Rechtspraak
Uitspraakdatum
19-01-2015
ECLI
ECLI:NL:TAHVD:2015:14
Zaaknummer
7262
Inhoudsindicatie
Verzet van klager tegen de beslissing van de voorzitter van het hof niet-ontvankelijk wegens het verstrijken van de verzettermijn.
Uitspraak
Beslissing van 19 januari 2015
in de zaak 7262
naar aanleiding van het hoger beroep van:
klager
tegen:
verweerder
1 HET GEDING IN EERSTE AANLEG
Het hof verwijst naar de beslissing van de Raad van Discipline in het ressort ‘s Gravenhage (verder: de raad) van 2 juli 2012, nummer R.3861/11.264, aan partijen toegezonden op 4 juli 2012, waarbij het verzet van klager tegen de beslissing van de voorzitter van de raad van 11 januari 2012 ongegrond is verklaard.
2 HET GEDING IN HOGER BEROEP
2.1 Bij beslissing van 8 september 2014 heeft de voorzitter van het hof klager kennelijk niet-ontvankelijk geoordeeld in zijn hoger beroep en dat hoger beroep op die grond afgewezen. Een afschrift van deze beslissing is aan partijen toegezonden op 8 september 2014.
2.2 De verzetschriftuur van klager is door de griffie van het hof ontvangen op 23 september 2014. Het hof heeft de zaak mondeling behandeld ter openbare zitting van 8 december 2014, waarbij klager en, namens verweerder, mr. X. zijn verschenen.
2.3 Het hof heeft bij zijn beslissing acht geslagen op de stukken die op de zaak betrekking hebben. Het verzet strekt tot gegrondbevinding daarvan.
3 DE BEOORDELING
3.1 Artikel 56 b lid 1 van de Advocatenwet bepaalt dat een klager binnen 14 dagen na het verzenden van de beslissing van de voorzitter van het Hof van Discipline verzet kan instellen. De beslissing van de voorzitter van het hof van 8 september 2014 is op 8 september aan klager verstuurd. Dat betekent dat klager uiterlijk 22 september 2014 verzet kon instellen. Het verzet van klager, gedateerd 22 september 2014, is op 23 september 2014 binnen gekomen bij de griffie van het hof. Het verzet is dus te laat ingediend en daarom niet-ontvankelijk.
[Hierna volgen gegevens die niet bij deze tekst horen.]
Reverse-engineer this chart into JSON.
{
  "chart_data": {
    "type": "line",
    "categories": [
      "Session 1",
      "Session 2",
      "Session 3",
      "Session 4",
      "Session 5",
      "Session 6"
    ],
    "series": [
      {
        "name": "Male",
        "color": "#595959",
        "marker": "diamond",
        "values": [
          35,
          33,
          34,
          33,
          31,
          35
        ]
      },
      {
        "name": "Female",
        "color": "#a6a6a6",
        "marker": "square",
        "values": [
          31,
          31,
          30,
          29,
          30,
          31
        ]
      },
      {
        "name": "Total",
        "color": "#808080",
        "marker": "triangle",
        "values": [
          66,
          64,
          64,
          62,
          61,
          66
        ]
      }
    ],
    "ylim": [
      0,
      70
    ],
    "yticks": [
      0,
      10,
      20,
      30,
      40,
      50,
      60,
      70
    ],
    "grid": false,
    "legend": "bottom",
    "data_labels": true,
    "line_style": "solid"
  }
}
3.2 Ten overvloede overweegt het hof dat het verzet ongegrond zou zijn verklaard als klager het verzet wel tijdig had ingediend. Artikel 46 lid 4 van de Advocatenwet bepaalt immers dat geen beroep kan worden ingesteld tegen de beslissing van de raad waarin het verzet tegen de beslissing van de voorzitter van de raad ongegrond wordt verklaard. De beslissing van de voorzitter van het hof, waarvan verzet, is mitsdien juist.
BESLISSING
Het Hof van Discipline:
verklaart het verzet van klager tegen de beslissing van de voorzitter van het Hof van Discipline van 8 september 2014 niet-ontvankelijk.
Aldus gewezen door mr. P.M.A. de Groot-van Dijken, voorzitter, mrs. L. Ritzema, J.H.J.M. Mertens-Steeghs, E. Schutte en W.J. van Andel, leden, in tegenwoordigheid van mr. I.F. Schouwink, griffier, en in het openbaar uitgesproken op 19 januari 2015.